Garante privacy: ecco la Relazione sull’attività svolta nel 2021

L’Autorità Garante per la protezione dei dati personali ha presentato ieri la Relazione sull’attività svolta nel 2021, anno caratterizzato ancora dall’impatto dell’emergenza sanitaria su tutti i settori della vita nazionale e dal ricorso massiccio alle piattaforme online.

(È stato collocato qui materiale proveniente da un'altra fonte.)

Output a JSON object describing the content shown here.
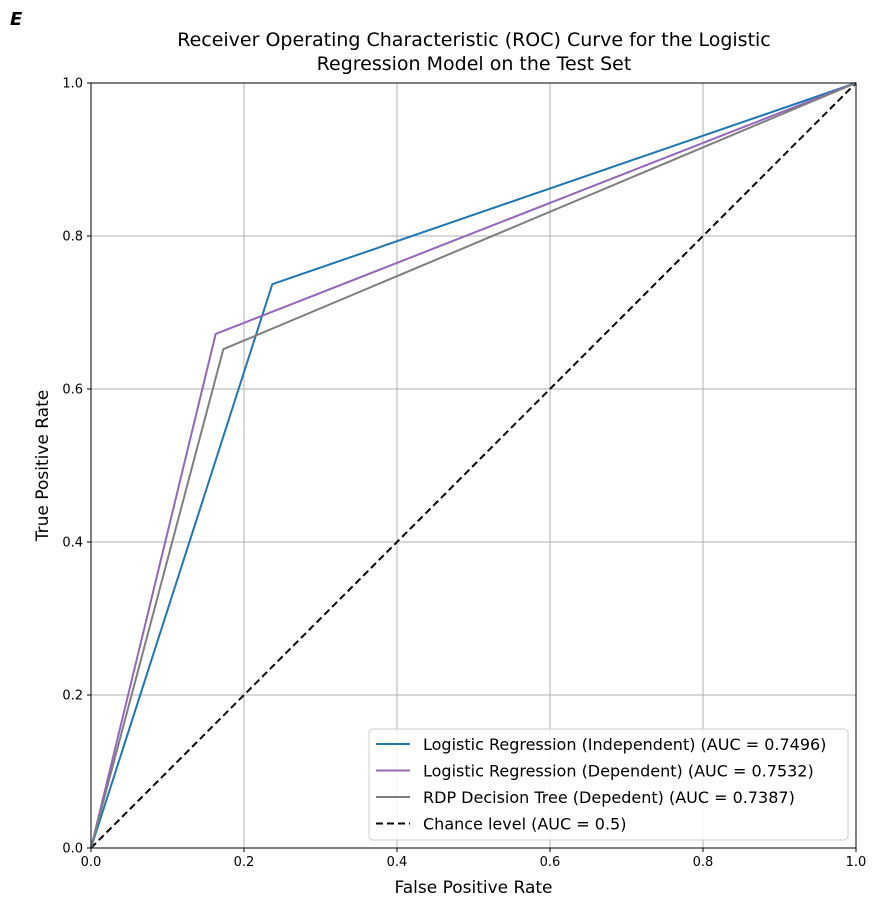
{
  "panel_label": "E",
  "chart_data": {
    "type": "line",
    "title_lines": [
      "Receiver Operating Characteristic (ROC) Curve for the Logistic",
      "Regression Model on the Test Set"
    ],
    "xlabel": "False Positive Rate",
    "ylabel": "True Positive Rate",
    "xlim": [
      0,
      1
    ],
    "ylim": [
      0,
      1
    ],
    "xticks": [
      0.0,
      0.2,
      0.4,
      0.6,
      0.8,
      1.0
    ],
    "yticks": [
      0.0,
      0.2,
      0.4,
      0.6,
      0.8,
      1.0
    ],
    "xtick_labels": [
      "0.0",
      "0.2",
      "0.4",
      "0.6",
      "0.8",
      "1.0"
    ],
    "ytick_labels": [
      "0.0",
      "0.2",
      "0.4",
      "0.6",
      "0.8",
      "1.0"
    ],
    "grid": true,
    "legend_position": "lower-right",
    "series": [
      {
        "name": "Logistic Regression (Independent) (AUC = 0.7496)",
        "color": "#1f77b4",
        "dash": "solid",
        "x": [
          0.0,
          0.237,
          1.0
        ],
        "y": [
          0.0,
          0.737,
          1.0
        ]
      },
      {
        "name": "Logistic Regression (Dependent) (AUC = 0.7532)",
        "color": "#9467bd",
        "dash": "solid",
        "x": [
          0.0,
          0.163,
          1.0
        ],
        "y": [
          0.0,
          0.672,
          1.0
        ]
      },
      {
        "name": "RDP Decision Tree (Depedent) (AUC = 0.7387)",
        "color": "#7f7f7f",
        "dash": "solid",
        "x": [
          0.0,
          0.173,
          1.0
        ],
        "y": [
          0.0,
          0.652,
          1.0
        ]
      },
      {
        "name": "Chance level (AUC = 0.5)",
        "color": "#000000",
        "dash": "dashed",
        "x": [
          0.0,
          1.0
        ],
        "y": [
          0.0,
          1.0
        ]
      }
    ]
  }
}
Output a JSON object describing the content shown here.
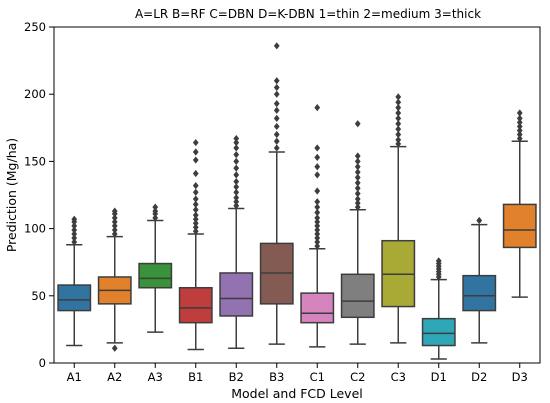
{
  "chart_data": {
    "type": "box",
    "title": "A=LR  B=RF  C=DBN  D=K-DBN   1=thin  2=medium  3=thick",
    "xlabel": "Model and FCD Level",
    "ylabel": "Prediction (Mg/ha)",
    "ylim": [
      0,
      250
    ],
    "yticks": [
      0,
      50,
      100,
      150,
      200,
      250
    ],
    "grid": false,
    "legend": "none",
    "categories": [
      "A1",
      "A2",
      "A3",
      "B1",
      "B2",
      "B3",
      "C1",
      "C2",
      "C3",
      "D1",
      "D2",
      "D3"
    ],
    "boxes": [
      {
        "label": "A1",
        "whisker_low": 13,
        "q1": 39,
        "median": 47,
        "q3": 58,
        "whisker_high": 88,
        "outliers": [
          90,
          93,
          96,
          99,
          102,
          105,
          107
        ],
        "color": "#3274a1"
      },
      {
        "label": "A2",
        "whisker_low": 15,
        "q1": 44,
        "median": 54,
        "q3": 64,
        "whisker_high": 94,
        "outliers": [
          11,
          96,
          99,
          102,
          105,
          108,
          111,
          113
        ],
        "color": "#e1812c"
      },
      {
        "label": "A3",
        "whisker_low": 23,
        "q1": 56,
        "median": 63,
        "q3": 74,
        "whisker_high": 106,
        "outliers": [
          108,
          111,
          113,
          116
        ],
        "color": "#3a923a"
      },
      {
        "label": "B1",
        "whisker_low": 10,
        "q1": 30,
        "median": 41,
        "q3": 56,
        "whisker_high": 96,
        "outliers": [
          98,
          101,
          104,
          107,
          110,
          114,
          118,
          122,
          127,
          132,
          141,
          151,
          157,
          164
        ],
        "color": "#c03d3e"
      },
      {
        "label": "B2",
        "whisker_low": 11,
        "q1": 35,
        "median": 48,
        "q3": 67,
        "whisker_high": 115,
        "outliers": [
          117,
          120,
          123,
          127,
          131,
          135,
          140,
          145,
          150,
          155,
          160,
          164,
          167
        ],
        "color": "#9372b2"
      },
      {
        "label": "B3",
        "whisker_low": 14,
        "q1": 44,
        "median": 67,
        "q3": 89,
        "whisker_high": 157,
        "outliers": [
          160,
          165,
          170,
          176,
          182,
          188,
          193,
          200,
          205,
          210,
          236
        ],
        "color": "#845b53"
      },
      {
        "label": "C1",
        "whisker_low": 12,
        "q1": 30,
        "median": 37,
        "q3": 52,
        "whisker_high": 85,
        "outliers": [
          87,
          90,
          93,
          96,
          99,
          102,
          105,
          108,
          112,
          116,
          120,
          128,
          140,
          146,
          153,
          160,
          190
        ],
        "color": "#d684bd"
      },
      {
        "label": "C2",
        "whisker_low": 14,
        "q1": 34,
        "median": 46,
        "q3": 66,
        "whisker_high": 114,
        "outliers": [
          116,
          119,
          122,
          126,
          130,
          134,
          138,
          142,
          146,
          150,
          154,
          178
        ],
        "color": "#7f7f7f"
      },
      {
        "label": "C3",
        "whisker_low": 15,
        "q1": 42,
        "median": 66,
        "q3": 91,
        "whisker_high": 161,
        "outliers": [
          163,
          166,
          170,
          174,
          178,
          182,
          186,
          190,
          194,
          198
        ],
        "color": "#a9aa35"
      },
      {
        "label": "D1",
        "whisker_low": 3,
        "q1": 13,
        "median": 22,
        "q3": 33,
        "whisker_high": 62,
        "outliers": [
          64,
          66,
          68,
          70,
          72,
          74,
          76
        ],
        "color": "#2ea8b8"
      },
      {
        "label": "D2",
        "whisker_low": 15,
        "q1": 39,
        "median": 50,
        "q3": 65,
        "whisker_high": 103,
        "outliers": [
          106
        ],
        "color": "#3274a1"
      },
      {
        "label": "D3",
        "whisker_low": 49,
        "q1": 86,
        "median": 99,
        "q3": 118,
        "whisker_high": 165,
        "outliers": [
          167,
          170,
          173,
          176,
          179,
          182,
          186
        ],
        "color": "#e1812c"
      }
    ]
  }
}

L' Autorità Garante per la protezione dei dati personali ha presentato la Relazione sull' attività svolta nel secondo anno di mandato del Collegio. La Relazione illustra i diversi fronti trattati dall'Autorità nel corso del 2021, che ha visto il Garante impegnato da una parte al funzionale trattamento dei dati , in particolare di quelli relativi alla salute e dall'altra, sul fronte del rispetto dei diritti delle persone . Il 2021 ha inoltre rappresentato per l'Autorità un anno particolarmente impegnativo ai fini dell'adeguamento al Regolamento UE da parte dei soggetti pubblici e privati. I principali interventi svolti nell'anno appena trascorso sono stati tutti incentrati sulle principali questioni legate alla tutela dei diritti fondamentali delle persone nel mondo digitale, dalle grandi piattaforme e la tutela dei minori al diffondersi di sistemi di riconoscimento facciale, fino ai preoccupanti fenomeni del revenge porn e dello sharenting . Alta l'attenzione proprio sul fronte della tutela online dei minori relativamente ad una serrata vigilanza sull'età di iscrizione ai social media, imponendo ad alcune piattaforme stringenti misure per tenere fuori gli utenti giovanissimi. Interessante anche l'attenzione focalizzata sull'uso dei dati biometrici e del riconoscimento facciale , che ha portato l'Autorità garante a emettere sanzioni per 20 milioni di euro nei confronti di una società specializzata nel riconoscimento facciale, che acquisiva dati sul web, vietandole l'uso dei dati biometrici e il monitoraggio degli italiani. In un anno poi, ancora fortemente caratterizzato dalla presenza della crisi epidemiologica da COVID-19 , l'Autorità si è concentrata sul settore sanitario , svolgendo un'intensa attività, informando i soggetti coinvolti sul corretto trattamento dei dati dei pazienti e ha contribuito alla definizione di precise garanzie per l'utilizzo del green pass. Un capitolo importante ha riguardato il rapporto tra privacy e diritto di cronaca . Il Garante è intervenuto più volte per rimproverare l'eccesso di dettagli e le derive di morbosità e spettacolarizzazione di vicende tragiche e per assicurare le necessarie tutele, innanzitutto a protezione dei minori, insistendo anche sull'attività a tutela del diritto all'oblio , garantendo comunque la salvaguardia degli archivi on line dei giornali.